Unflattening is an unapologetic polemic for the value of 'sequential art' as both an educational and academic medium. Written by Nick Sousanis as a PhD thesis, it explores how comics challenge the 'flatness' of current educational practice. Slipping between meditations on the nature of existence, the conformity enforced by traditional approaches to learning, the aesthetics of comics and wider reflections on the relationship between form and content, Unflattening claims a place for this 'low art' that challenges the hegemony of academic writing.

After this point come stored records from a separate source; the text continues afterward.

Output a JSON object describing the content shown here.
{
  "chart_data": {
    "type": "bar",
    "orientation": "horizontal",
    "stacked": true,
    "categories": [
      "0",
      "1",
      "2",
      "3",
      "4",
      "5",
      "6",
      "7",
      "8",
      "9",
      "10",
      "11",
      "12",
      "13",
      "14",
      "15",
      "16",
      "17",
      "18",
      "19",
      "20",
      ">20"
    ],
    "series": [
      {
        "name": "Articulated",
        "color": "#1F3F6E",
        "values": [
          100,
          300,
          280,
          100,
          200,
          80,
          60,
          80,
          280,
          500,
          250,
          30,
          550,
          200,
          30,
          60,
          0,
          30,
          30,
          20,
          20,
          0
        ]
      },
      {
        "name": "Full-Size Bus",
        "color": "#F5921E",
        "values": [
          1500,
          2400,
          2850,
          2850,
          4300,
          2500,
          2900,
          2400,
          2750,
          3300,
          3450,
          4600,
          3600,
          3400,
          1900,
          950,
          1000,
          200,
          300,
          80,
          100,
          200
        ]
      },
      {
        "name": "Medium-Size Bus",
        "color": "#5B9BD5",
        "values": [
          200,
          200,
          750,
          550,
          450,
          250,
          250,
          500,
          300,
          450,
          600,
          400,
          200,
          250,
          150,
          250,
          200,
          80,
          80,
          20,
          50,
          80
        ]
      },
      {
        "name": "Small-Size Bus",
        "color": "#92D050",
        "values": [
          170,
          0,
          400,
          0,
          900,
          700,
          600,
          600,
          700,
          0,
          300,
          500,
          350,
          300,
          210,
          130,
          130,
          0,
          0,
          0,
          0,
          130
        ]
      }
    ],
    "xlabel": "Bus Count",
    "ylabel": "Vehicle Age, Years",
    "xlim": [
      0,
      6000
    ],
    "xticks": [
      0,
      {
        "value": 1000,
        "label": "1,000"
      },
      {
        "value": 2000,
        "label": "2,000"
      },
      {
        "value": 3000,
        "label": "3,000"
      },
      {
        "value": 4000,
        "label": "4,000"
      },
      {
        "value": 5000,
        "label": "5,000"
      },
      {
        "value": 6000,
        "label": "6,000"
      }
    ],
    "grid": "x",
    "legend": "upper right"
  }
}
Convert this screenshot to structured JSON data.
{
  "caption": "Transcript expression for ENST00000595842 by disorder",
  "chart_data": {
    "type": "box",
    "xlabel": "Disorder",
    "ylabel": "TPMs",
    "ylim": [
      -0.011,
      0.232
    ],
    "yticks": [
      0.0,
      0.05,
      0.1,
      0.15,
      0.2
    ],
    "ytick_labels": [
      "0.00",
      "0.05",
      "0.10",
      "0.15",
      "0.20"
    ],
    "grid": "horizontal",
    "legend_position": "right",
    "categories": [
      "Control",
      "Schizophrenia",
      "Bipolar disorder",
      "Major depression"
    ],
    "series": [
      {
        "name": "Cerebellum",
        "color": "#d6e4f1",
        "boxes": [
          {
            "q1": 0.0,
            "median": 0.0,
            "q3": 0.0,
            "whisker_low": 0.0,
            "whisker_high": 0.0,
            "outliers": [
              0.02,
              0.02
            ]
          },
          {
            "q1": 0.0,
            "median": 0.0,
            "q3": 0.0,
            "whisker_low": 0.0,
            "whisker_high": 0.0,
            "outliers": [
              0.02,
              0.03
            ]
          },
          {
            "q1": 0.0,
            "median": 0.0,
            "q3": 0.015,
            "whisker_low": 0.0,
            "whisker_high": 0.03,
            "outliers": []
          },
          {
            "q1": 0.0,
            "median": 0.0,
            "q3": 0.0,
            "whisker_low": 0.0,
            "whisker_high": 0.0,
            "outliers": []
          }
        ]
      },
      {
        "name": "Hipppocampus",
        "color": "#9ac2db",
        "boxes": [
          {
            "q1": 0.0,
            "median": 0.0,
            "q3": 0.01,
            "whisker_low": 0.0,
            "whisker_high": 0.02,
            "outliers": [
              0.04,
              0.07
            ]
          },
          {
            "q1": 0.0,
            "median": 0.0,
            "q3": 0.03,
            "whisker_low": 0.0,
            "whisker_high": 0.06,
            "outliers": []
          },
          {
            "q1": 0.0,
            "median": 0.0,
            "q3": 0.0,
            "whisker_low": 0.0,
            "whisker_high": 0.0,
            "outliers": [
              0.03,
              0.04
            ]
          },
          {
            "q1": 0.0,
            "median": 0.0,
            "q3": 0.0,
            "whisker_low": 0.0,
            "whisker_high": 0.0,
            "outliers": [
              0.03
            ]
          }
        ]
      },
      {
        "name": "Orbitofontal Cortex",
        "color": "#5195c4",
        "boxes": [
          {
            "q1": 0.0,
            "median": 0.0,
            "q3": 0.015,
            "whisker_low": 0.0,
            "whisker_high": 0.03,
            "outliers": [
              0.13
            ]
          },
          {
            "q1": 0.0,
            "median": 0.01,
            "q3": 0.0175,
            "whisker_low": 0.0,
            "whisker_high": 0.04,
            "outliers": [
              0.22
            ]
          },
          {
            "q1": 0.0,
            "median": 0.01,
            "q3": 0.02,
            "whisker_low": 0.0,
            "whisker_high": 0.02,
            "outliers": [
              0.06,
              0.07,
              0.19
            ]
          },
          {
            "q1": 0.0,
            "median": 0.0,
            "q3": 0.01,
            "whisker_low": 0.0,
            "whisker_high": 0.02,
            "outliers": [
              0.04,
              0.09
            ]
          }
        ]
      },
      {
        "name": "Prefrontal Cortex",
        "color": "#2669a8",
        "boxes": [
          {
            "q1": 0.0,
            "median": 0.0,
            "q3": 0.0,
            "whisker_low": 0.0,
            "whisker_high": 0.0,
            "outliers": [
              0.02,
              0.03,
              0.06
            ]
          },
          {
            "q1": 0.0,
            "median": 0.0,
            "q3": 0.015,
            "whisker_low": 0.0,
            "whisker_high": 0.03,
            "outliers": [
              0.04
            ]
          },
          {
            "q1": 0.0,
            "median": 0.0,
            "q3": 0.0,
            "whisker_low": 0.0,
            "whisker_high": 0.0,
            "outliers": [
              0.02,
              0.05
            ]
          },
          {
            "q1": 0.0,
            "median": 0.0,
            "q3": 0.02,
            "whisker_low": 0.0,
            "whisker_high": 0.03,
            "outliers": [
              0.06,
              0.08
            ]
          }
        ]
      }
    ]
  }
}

Across ten chapters - each of which offer a self-contained analysis of a particular aspect of his argument, Sousanis works steadily towards his conclusion: words and images can combine to create a more immersive text, and provide new perspectives. But, appropriately, the chapters leap between subjects, variously decrying the limitations of academic routines (Flatness and Strings Attached), the philosophical thought experiment presented in Flatland and celebrating the potential of comics to encourage new perspectives (Awakening). 

While there is little to surprise the regular reader of comics - for example, his discussion of fractals is familiar from Godel, Escher, Bach - he articulates both the aesthetic potential of comics and their epistemology with a wit and clarity.

Despite being an academic text, with an impressive density of information - Sousanis never loses a lightness of touch. The striking images of the first chapter, which echo the mechanical complexity and horror of Escher's trick pictures, establish his vision of an education caught in its own ruts, and the final chapter illustrates the exciting of thinking between mathematics and mysticism.

Unflattening is a step forward for the comic book: simultaneously playful and intelligent, it combines an argument for the medium and challenges established thinking on the nature of perception. There's a clear lineage for the material - Robert Anton Wilson followed a more psychedelic version of the arguments, and Abbot's Flatland is explicitly referenced - but, balanced between the creative and the academic, Sousanis' achievement is to question the relationship between these apparently disparate categories.